Thursday, October 7, 2010

Live Chat Topic: Who are you writing for? The New 12-18


The genre of Young Adult is meant for the reader’s ages of 12-18, and I always find it so interesting that most of the YA out today appeal to reader’s well past their 60's. I'm a self proclaimed YA addict and not just because it's the genre I write. There is something about YA, maybe it is the fact that I'm one of those eternal kids, who still watches cartoons and a good stroll down the toy aisle, but I don't think that’s all there is to the draw YA has for so many adults. You can't deny that today's YA isn't the same as 10 years ago (The Baby Sitters Club).

Why is that?

My theory is that YA is more mature and complex, because it’s reflected in today's teens. So who is the new 12-18 year olds and what are they like? I think knowing the answer to this could help any YA author write stories that not only appeal to, but depict real teens and their journey into adulthood.

Teens, in general, lead double lives.

There’s the depiction of innocence they play for their parents. You know the nice respectable kid doing homework at the kitchen table, but how many of us were that angelic behind closed doors or outside the house?

I cannot speak for everyone, but my own grade school experience was far from Disney. School, outside the classroom was its own society, maybe not as popular crowds and school bullies as television depicts, but there was a social order, and the worst part, social suicide. There were the have’s, the have not’s, hook ups, break ups, rumors, jealousy, and envy. This was before YouTube, cyber bullying, and sexts.

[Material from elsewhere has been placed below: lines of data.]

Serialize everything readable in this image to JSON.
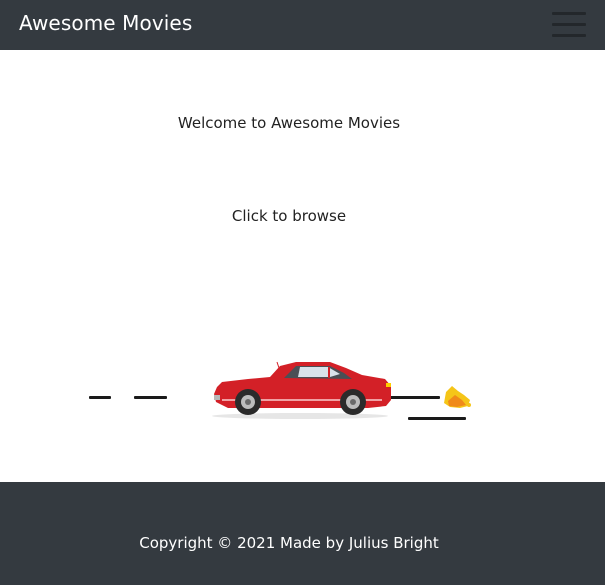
{
  "navbar": {
    "brand": "Awesome Movies",
    "menu_icon": "hamburger-menu-icon"
  },
  "main": {
    "welcome_text": "Welcome to Awesome Movies",
    "browse_text": "Click to browse",
    "illustration": "red-car-icon"
  },
  "footer": {
    "copyright": "Copyright © 2021 Made by Julius Bright"
  },
  "colors": {
    "navbar_bg": "#343a40",
    "footer_bg": "#343a40",
    "car_red": "#d32027",
    "page_bg": "#ffffff"
  }
}
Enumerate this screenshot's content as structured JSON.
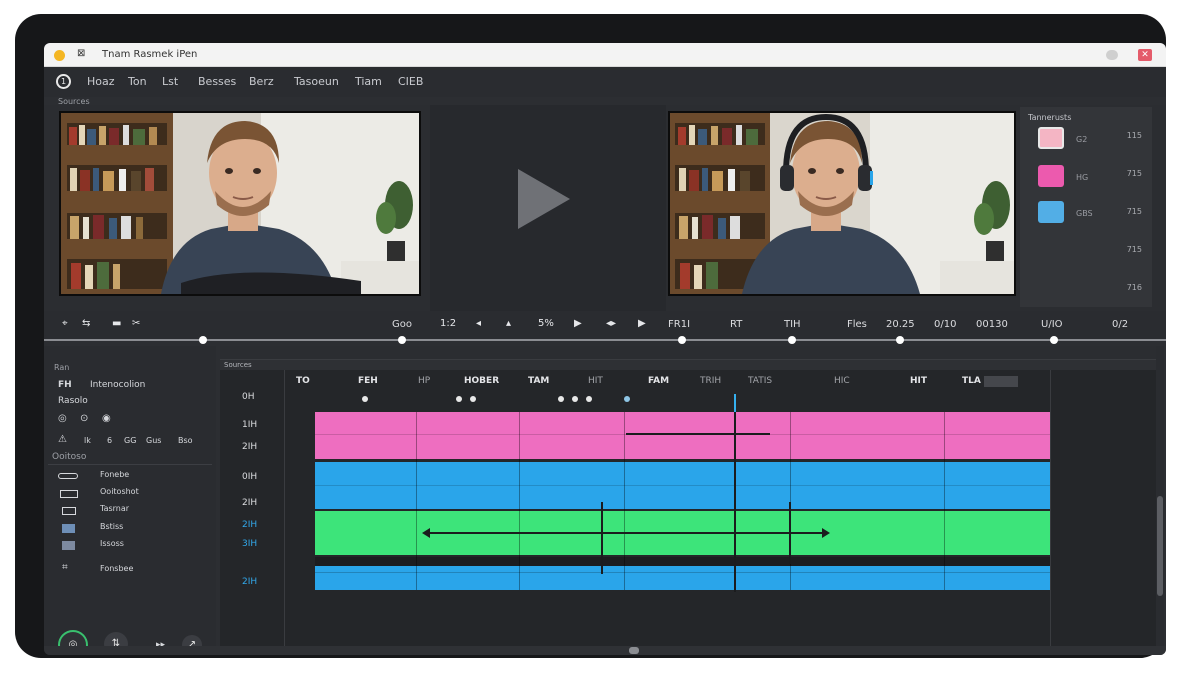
{
  "window": {
    "title": "Tnam Rasmek iPen",
    "close_glyph": "✕"
  },
  "menu": [
    "Hoaz",
    "Ton",
    "Lst",
    "Besses",
    "Berz",
    "Tasoeun",
    "Tiam",
    "CIEB"
  ],
  "sources_label": "Sources",
  "swatches": {
    "title": "Tannerusts",
    "items": [
      {
        "color": "#f4b5c4",
        "label": "G2",
        "value": "115"
      },
      {
        "color": "#ec5aae",
        "label": "HG",
        "value": "715"
      },
      {
        "color": "#52aee6",
        "label": "GBS",
        "value": "715"
      }
    ],
    "extra_values": [
      "715",
      "716"
    ]
  },
  "transport": {
    "left_icons": [
      "⌖",
      "⇆",
      "▬",
      "✂"
    ],
    "center_label": "Goo",
    "buttons": [
      "1:2",
      "◂",
      "▴",
      "5%",
      "▶",
      "◂▸",
      "▶"
    ],
    "right_labels": [
      "FR1I",
      "RT",
      "TIH",
      "Fles",
      "20.25",
      "0/10",
      "00130",
      "U/IO",
      "0/2"
    ]
  },
  "left_panel": {
    "header": "Ran",
    "title_abbr": "FH",
    "title": "Intenocolion",
    "subtitle": "Rasolo",
    "icon_row_1": [
      "◎",
      "⊙",
      "◉"
    ],
    "icon_row_2": [
      "⚠",
      "lk",
      "6",
      "GG",
      "Gus",
      "Bso"
    ],
    "section": "Ooitoso",
    "items": [
      "Fonebe",
      "Ooitoshot",
      "Tasrnar",
      "Bstiss",
      "Issoss"
    ],
    "footer_item": "Fonsbee"
  },
  "timeline": {
    "header_label": "Sources",
    "ruler": [
      {
        "text": "TO",
        "dim": false
      },
      {
        "text": "FEH",
        "dim": false
      },
      {
        "text": "HP",
        "dim": true
      },
      {
        "text": "HOBER",
        "dim": false
      },
      {
        "text": "TAM",
        "dim": false
      },
      {
        "text": "HIT",
        "dim": true
      },
      {
        "text": "FAM",
        "dim": false
      },
      {
        "text": "TRIH",
        "dim": true
      },
      {
        "text": "TATIS",
        "dim": true
      },
      {
        "text": "HIC",
        "dim": true
      },
      {
        "text": "HIT",
        "dim": false
      },
      {
        "text": "TLA",
        "dim": false
      }
    ],
    "row_labels": [
      "0H",
      "1IH",
      "2IH",
      "0IH",
      "2IH",
      "2IH",
      "3IH",
      "2IH"
    ],
    "colors": {
      "pink": "#ee6ec0",
      "blue": "#2aa5ea",
      "green": "#3de47a",
      "playhead": "#35b0ef"
    }
  }
}
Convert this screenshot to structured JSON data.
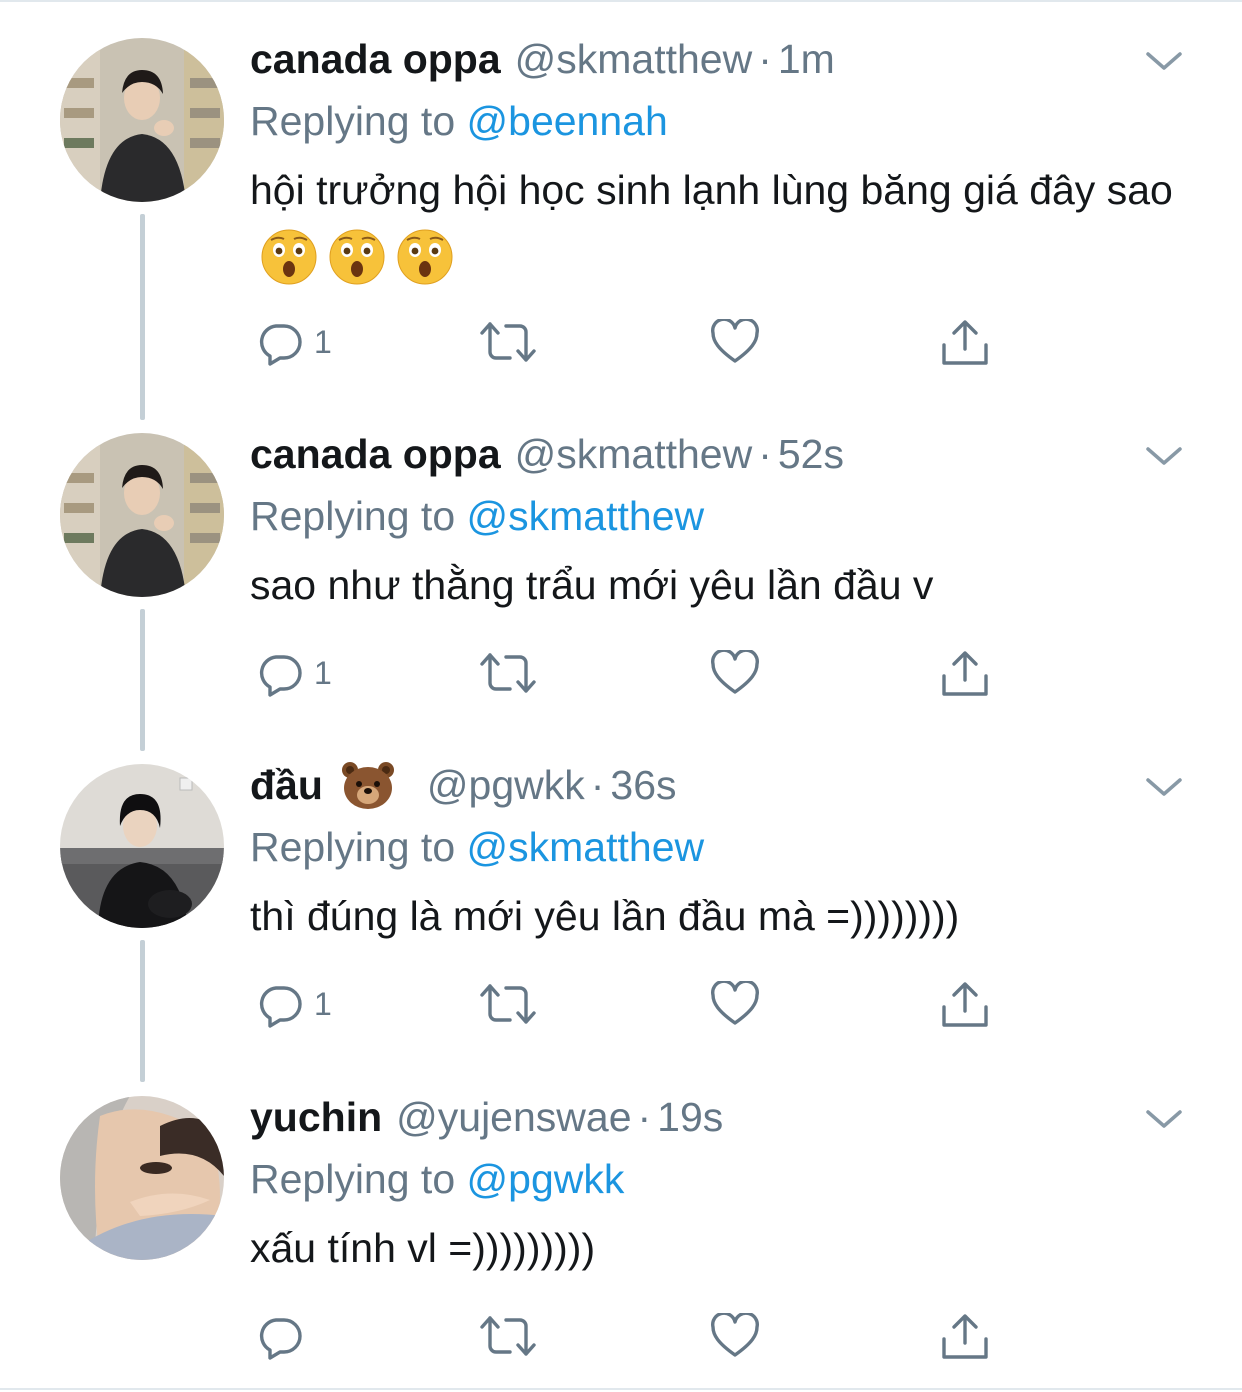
{
  "tweets": [
    {
      "display_name": "canada oppa",
      "handle": "@skmatthew",
      "separator": "·",
      "time": "1m",
      "replying_label": "Replying to",
      "replying_to": "@beennah",
      "text": "hội trưởng hội học sinh lạnh lùng băng giá đây sao",
      "text_emoji": "astonished-face x3",
      "reply_count": "1",
      "avatar": "avatar-photo-standing"
    },
    {
      "display_name": "canada oppa",
      "handle": "@skmatthew",
      "separator": "·",
      "time": "52s",
      "replying_label": "Replying to",
      "replying_to": "@skmatthew",
      "text": "sao như thằng trẩu mới yêu lần đầu v",
      "reply_count": "1",
      "avatar": "avatar-photo-standing"
    },
    {
      "display_name": "đầu",
      "name_emoji": "bear-face",
      "handle": "@pgwkk",
      "separator": "·",
      "time": "36s",
      "replying_label": "Replying to",
      "replying_to": "@skmatthew",
      "text": "thì đúng là mới yêu lần đầu mà =))))))))",
      "reply_count": "1",
      "avatar": "avatar-photo-sofa"
    },
    {
      "display_name": "yuchin",
      "handle": "@yujenswae",
      "separator": "·",
      "time": "19s",
      "replying_label": "Replying to",
      "replying_to": "@pgwkk",
      "text": "xấu tính vl =)))))))))",
      "reply_count": "",
      "avatar": "avatar-photo-closeup"
    }
  ],
  "icons": {
    "reply": "reply-icon",
    "retweet": "retweet-icon",
    "like": "like-icon",
    "share": "share-icon",
    "caret": "chevron-down-icon"
  },
  "colors": {
    "link": "#1b95e0",
    "secondary_text": "#657786",
    "primary_text": "#14171a",
    "thread_line": "#c4cfd6"
  }
}
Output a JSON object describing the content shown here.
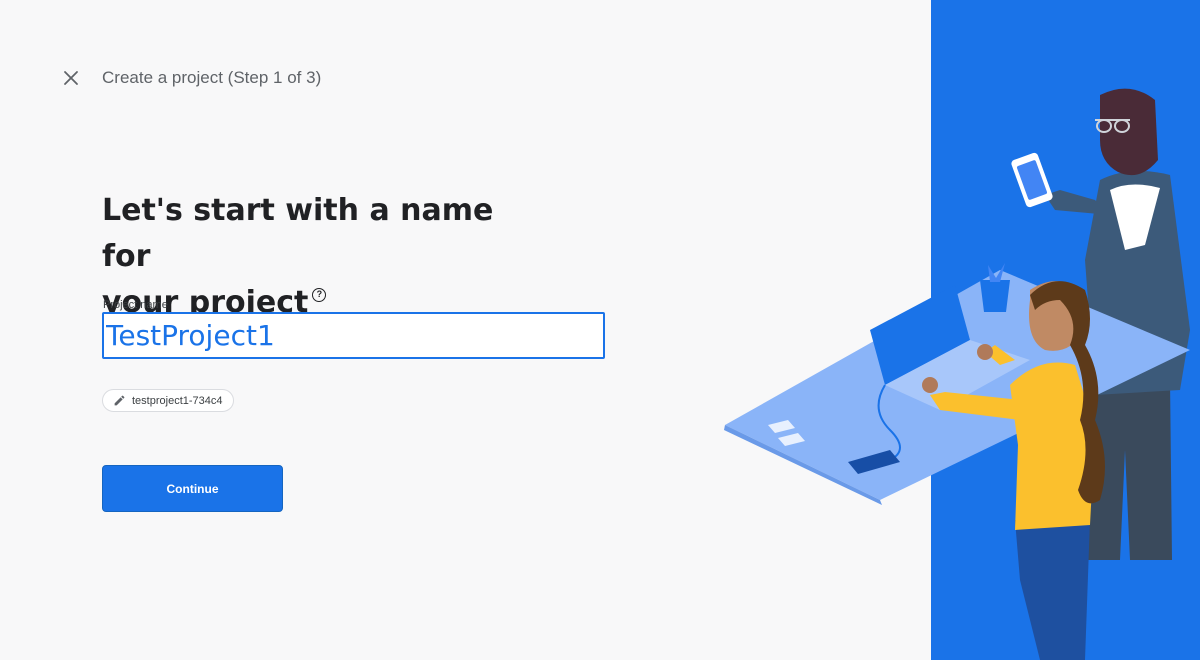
{
  "header": {
    "close_icon": "close-icon",
    "step_title": "Create a project (Step 1 of 3)"
  },
  "main": {
    "heading_line1": "Let's start with a name for",
    "heading_line2": "your project",
    "help_icon": "help-circle-icon",
    "help_glyph": "?",
    "project_name_label": "Project name",
    "project_name_value": "TestProject1",
    "project_id_icon": "pencil-icon",
    "project_id": "testproject1-734c4",
    "continue_label": "Continue"
  },
  "illustration": {
    "name": "people-at-desk-illustration",
    "accent_color": "#1a73e8"
  },
  "colors": {
    "background": "#f8f8f9",
    "accent": "#1a73e8",
    "panel_blue": "#1a73e8"
  }
}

So what must today’s teens face in a 24 hour connected society, where your worst moments can be shared with the entire student population with a click of a button and live in cyberspace long after you’re gone? Pretty much the same thing, only in a more public arena. As they say there are no new stories, well there are no new dramas, just different ways of spinning it. What it does lend to YA today is higher stakes. It’s no longer melodramatic to feel like your life is over from one mistake at a party or note that fell into the wrong hands.

I think the most important thing to remember when tackling any subject is how you a ‘behind closed doors teen’ would react, rather than the one sitting in your classroom or at your kitchen table. One thing for sure, it makes for a hell of a drama.

I just love Pretty Little Liars!


  1. I'm fortunate enough to have four teenagers to bounce ideas off of to find out what is going on in the schools, out of school and in their little brains sometimes. Well at least what they want to share with ol mommy.

  2. I like to read YA, but I don't write it - my characters tend to be in their twenties/early thirties. Interesting how you mentioned The Baby Sitters Club - how YA has changed!